Source: http://news.com.com/Qualcomm+cell+phone+ban+to+take+effect/2100−1036_3−6201079.html?tag=nefd.lede

29. August 06, University of California−San Diego — Computer scientists find way to fight spam scams. Computer scientists from University of California−San Diego (UCSD) have found striking differences between the infrastructure used to distribute spam and the infrastructure used to host the online scams advertised in these unwanted e−mail messages. This discovery should aid in the fight to reduce spam volume and shut down illegal online businesses and malware sites. While hundreds or thousands of compromised computers may be used to relay spam to users, most scams are hosted by individual Web servers, computer scientists from the UCSD Jacobs School of Engineering have found. Based on an analysis of over one million spam e−mails, 94 percent of the scams advertised via embedded links are hosted on individual Web servers, according to new peer−reviewed research to be presented at the USENIX Security 2007 conference in Boston on Thursday, August 9. “A given spam campaign may use thousands of mail relay agents to deliver its millions of messages, but only use a single server to handle requests from recipients who respond.
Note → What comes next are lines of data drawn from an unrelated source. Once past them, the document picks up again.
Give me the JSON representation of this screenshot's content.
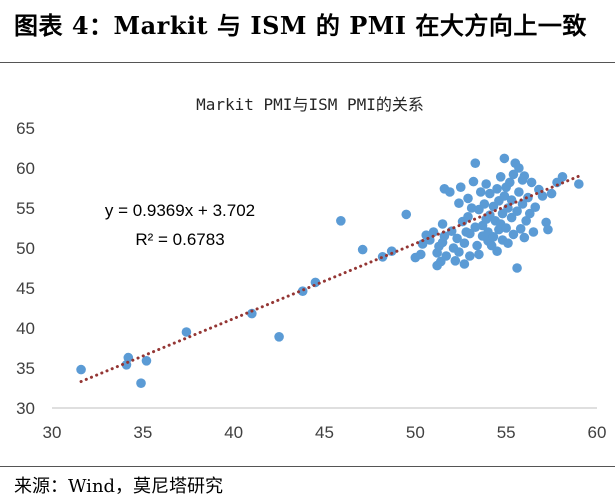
{
  "figure": {
    "title": "图表 4：Markit 与 ISM 的 PMI 在大方向上一致",
    "source": "来源：Wind，莫尼塔研究"
  },
  "chart_data": {
    "type": "scatter",
    "title": "Markit PMI与ISM PMI的关系",
    "xlabel": "",
    "ylabel": "",
    "xlim": [
      30,
      60
    ],
    "ylim": [
      30,
      65
    ],
    "xticks": [
      "30",
      "35",
      "40",
      "45",
      "50",
      "55",
      "60"
    ],
    "yticks": [
      "30",
      "35",
      "40",
      "45",
      "50",
      "55",
      "60",
      "65"
    ],
    "grid": false,
    "legend": "none",
    "marker_color": "#5b9bd5",
    "trendline": {
      "type": "linear",
      "slope": 0.9369,
      "intercept": 3.702,
      "x_range": [
        31.6,
        59
      ],
      "style": "dotted",
      "color": "#943634",
      "equation": "y = 0.9369x + 3.702",
      "r2": "R² = 0.6783"
    },
    "points": [
      [
        31.6,
        34.8
      ],
      [
        34.1,
        35.4
      ],
      [
        34.2,
        36.3
      ],
      [
        34.9,
        33.1
      ],
      [
        35.2,
        35.9
      ],
      [
        37.4,
        39.5
      ],
      [
        41.0,
        41.8
      ],
      [
        42.5,
        38.9
      ],
      [
        43.8,
        44.6
      ],
      [
        44.5,
        45.7
      ],
      [
        45.9,
        53.4
      ],
      [
        47.1,
        49.8
      ],
      [
        48.2,
        48.9
      ],
      [
        48.7,
        49.6
      ],
      [
        49.5,
        54.2
      ],
      [
        50.0,
        48.8
      ],
      [
        50.3,
        49.2
      ],
      [
        50.4,
        50.5
      ],
      [
        50.6,
        51.6
      ],
      [
        50.8,
        51.0
      ],
      [
        51.0,
        52.0
      ],
      [
        51.2,
        49.4
      ],
      [
        51.3,
        50.2
      ],
      [
        51.2,
        47.8
      ],
      [
        51.4,
        48.3
      ],
      [
        51.5,
        50.7
      ],
      [
        51.5,
        53.0
      ],
      [
        51.6,
        51.5
      ],
      [
        51.6,
        57.4
      ],
      [
        51.7,
        49.0
      ],
      [
        51.9,
        57.0
      ],
      [
        52.0,
        52.1
      ],
      [
        52.1,
        50.0
      ],
      [
        52.2,
        48.4
      ],
      [
        52.3,
        51.2
      ],
      [
        52.4,
        49.5
      ],
      [
        52.4,
        55.6
      ],
      [
        52.5,
        57.6
      ],
      [
        52.6,
        53.3
      ],
      [
        52.7,
        48.0
      ],
      [
        52.7,
        50.6
      ],
      [
        52.8,
        52.0
      ],
      [
        52.9,
        53.9
      ],
      [
        52.9,
        56.2
      ],
      [
        53.0,
        49.0
      ],
      [
        53.0,
        51.8
      ],
      [
        53.1,
        55.0
      ],
      [
        53.2,
        58.3
      ],
      [
        53.3,
        60.6
      ],
      [
        53.3,
        52.6
      ],
      [
        53.4,
        50.3
      ],
      [
        53.5,
        49.2
      ],
      [
        53.5,
        54.8
      ],
      [
        53.6,
        57.0
      ],
      [
        53.7,
        51.5
      ],
      [
        53.7,
        52.8
      ],
      [
        53.8,
        55.5
      ],
      [
        53.9,
        53.6
      ],
      [
        53.9,
        58.0
      ],
      [
        54.0,
        50.9
      ],
      [
        54.0,
        52.0
      ],
      [
        54.1,
        54.1
      ],
      [
        54.1,
        56.8
      ],
      [
        54.2,
        50.3
      ],
      [
        54.3,
        55.2
      ],
      [
        54.3,
        51.4
      ],
      [
        54.4,
        53.4
      ],
      [
        54.5,
        57.4
      ],
      [
        54.5,
        49.6
      ],
      [
        54.6,
        52.3
      ],
      [
        54.6,
        55.9
      ],
      [
        54.7,
        53.0
      ],
      [
        54.7,
        58.9
      ],
      [
        54.8,
        51.0
      ],
      [
        54.8,
        54.3
      ],
      [
        54.9,
        56.5
      ],
      [
        54.9,
        61.2
      ],
      [
        55.0,
        52.5
      ],
      [
        55.0,
        57.6
      ],
      [
        55.1,
        50.6
      ],
      [
        55.1,
        55.0
      ],
      [
        55.2,
        58.2
      ],
      [
        55.3,
        53.8
      ],
      [
        55.3,
        56.0
      ],
      [
        55.4,
        59.2
      ],
      [
        55.4,
        51.7
      ],
      [
        55.5,
        60.6
      ],
      [
        55.6,
        47.5
      ],
      [
        55.6,
        54.6
      ],
      [
        55.7,
        57.0
      ],
      [
        55.7,
        60.0
      ],
      [
        55.8,
        52.4
      ],
      [
        55.9,
        58.5
      ],
      [
        55.9,
        55.5
      ],
      [
        56.0,
        51.3
      ],
      [
        56.0,
        59.0
      ],
      [
        56.1,
        53.4
      ],
      [
        56.2,
        56.3
      ],
      [
        56.3,
        54.3
      ],
      [
        56.4,
        58.2
      ],
      [
        56.5,
        52.0
      ],
      [
        56.6,
        55.1
      ],
      [
        56.8,
        57.3
      ],
      [
        57.0,
        56.5
      ],
      [
        57.2,
        53.2
      ],
      [
        57.3,
        52.3
      ],
      [
        57.5,
        56.8
      ],
      [
        57.8,
        58.2
      ],
      [
        58.1,
        58.9
      ],
      [
        59.0,
        58.0
      ]
    ]
  }
}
A single takedown of a scam server or a spammer redirect can curtail the earning potential of an entire spam campaign,” write the UCSD computer scientists in their paper.
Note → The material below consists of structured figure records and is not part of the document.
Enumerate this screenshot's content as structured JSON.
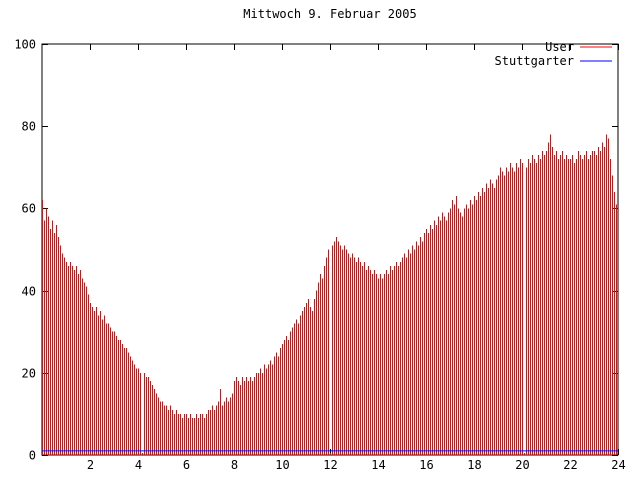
{
  "title": "Mittwoch 9. Februar 2005",
  "chart_data": {
    "type": "bar",
    "style": "gnuplot-impulses",
    "title": "Mittwoch 9. Februar 2005",
    "xlabel": "",
    "ylabel": "",
    "xlim": [
      0,
      24
    ],
    "ylim": [
      0,
      100
    ],
    "x_ticks": [
      2,
      4,
      6,
      8,
      10,
      12,
      14,
      16,
      18,
      20,
      22,
      24
    ],
    "y_ticks": [
      0,
      20,
      40,
      60,
      80,
      100
    ],
    "grid": false,
    "legend_position": "top-right-inside",
    "background": "#ffffff",
    "axis_color": "#000000",
    "series": [
      {
        "name": "User",
        "type": "impulses",
        "color": "#ff0000",
        "x_start": 0,
        "x_step": 0.0833333,
        "values": [
          62,
          57,
          60,
          58,
          55,
          57,
          54,
          56,
          53,
          51,
          49,
          48,
          47,
          46,
          47,
          46,
          45,
          46,
          44,
          45,
          43,
          42,
          41,
          39,
          37,
          36,
          35,
          36,
          34,
          35,
          33,
          34,
          32,
          32,
          31,
          30,
          30,
          29,
          28,
          28,
          27,
          26,
          26,
          25,
          24,
          23,
          22,
          21,
          21,
          20,
          0.5,
          20,
          19,
          19,
          18,
          17,
          16,
          15,
          14,
          13,
          13,
          12,
          12,
          11,
          12,
          11,
          10,
          11,
          10,
          10,
          9,
          10,
          10,
          9,
          10,
          9,
          9,
          10,
          9,
          10,
          10,
          9,
          10,
          11,
          11,
          12,
          11,
          12,
          13,
          16,
          12,
          13,
          14,
          13,
          14,
          15,
          18,
          19,
          18,
          17,
          19,
          18,
          19,
          18,
          19,
          18,
          19,
          20,
          20,
          21,
          20,
          22,
          21,
          22,
          23,
          22,
          24,
          25,
          24,
          26,
          27,
          28,
          29,
          28,
          30,
          31,
          32,
          33,
          32,
          34,
          35,
          36,
          37,
          38,
          36,
          35,
          38,
          40,
          42,
          44,
          43,
          46,
          48,
          50,
          0.5,
          51,
          52,
          53,
          52,
          51,
          50,
          51,
          50,
          49,
          48,
          49,
          48,
          47,
          48,
          47,
          46,
          47,
          45,
          46,
          45,
          44,
          45,
          44,
          43,
          44,
          43,
          44,
          45,
          44,
          46,
          45,
          46,
          47,
          46,
          47,
          48,
          49,
          48,
          50,
          49,
          51,
          50,
          52,
          51,
          53,
          52,
          54,
          55,
          54,
          56,
          55,
          57,
          56,
          58,
          57,
          59,
          58,
          57,
          59,
          60,
          62,
          61,
          63,
          60,
          59,
          58,
          60,
          61,
          60,
          62,
          61,
          63,
          62,
          64,
          63,
          65,
          64,
          66,
          65,
          67,
          66,
          65,
          67,
          68,
          70,
          69,
          68,
          70,
          69,
          71,
          70,
          69,
          71,
          70,
          72,
          71,
          0.5,
          70,
          72,
          71,
          73,
          72,
          71,
          73,
          72,
          74,
          73,
          74,
          76,
          78,
          75,
          73,
          74,
          72,
          73,
          74,
          72,
          73,
          72,
          72,
          73,
          71,
          72,
          74,
          73,
          72,
          73,
          74,
          72,
          73,
          74,
          74,
          73,
          75,
          74,
          76,
          75,
          78,
          77,
          72,
          68,
          64,
          61
        ]
      },
      {
        "name": "Stuttgarter",
        "type": "line",
        "color": "#0000ff",
        "x": [
          0,
          24
        ],
        "values": [
          1,
          1
        ]
      }
    ]
  }
}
Report: http://www.cse.ucsd.edu/users/voelker/pubs/spamscatter−secur ity07.pdf
Source: http://www.jacobsschool.ucsd.edu/news/news_releases/release. sfe?id=679

30. August 06, SecurityFocus — Stanford Security Lab investigates domain−name service rebinding. On a summer day seven weeks ago, a small group of software architects and network engineers descended on Stanford University, worried. The group had been summoned by a team of student researchers and professors at Stanford's Security Lab. The researchers had investigated reports that a critical part of browser security could be bypassed, allowing an online attacker to connect to browser−accessible resources on a victim's local network. While previous attacks using JavaScript could send data to a network, the attack investigated by Stanford −− known as domain−name service rebinding −− could send and receive data from the local network, completely bypassing the firewall. To prove the danger, the Stanford students bought placement for a Flash advertisement on a marketing network and found that, for less than $100, an attacker could have hijacked as many as 100,0000 Internet addresses in three days. David Byrne, security architect with EchoStar Satellite, and Dan Kaminsky, director of penetration testing at IOActive −− gave separate presentations on the subject at the Black Hat Security Briefings and the DEFCON hacking conference. Their warning: Corporate firewalls and virtual private networks could easily be penetrated using this technique, and any permanent fix will take time.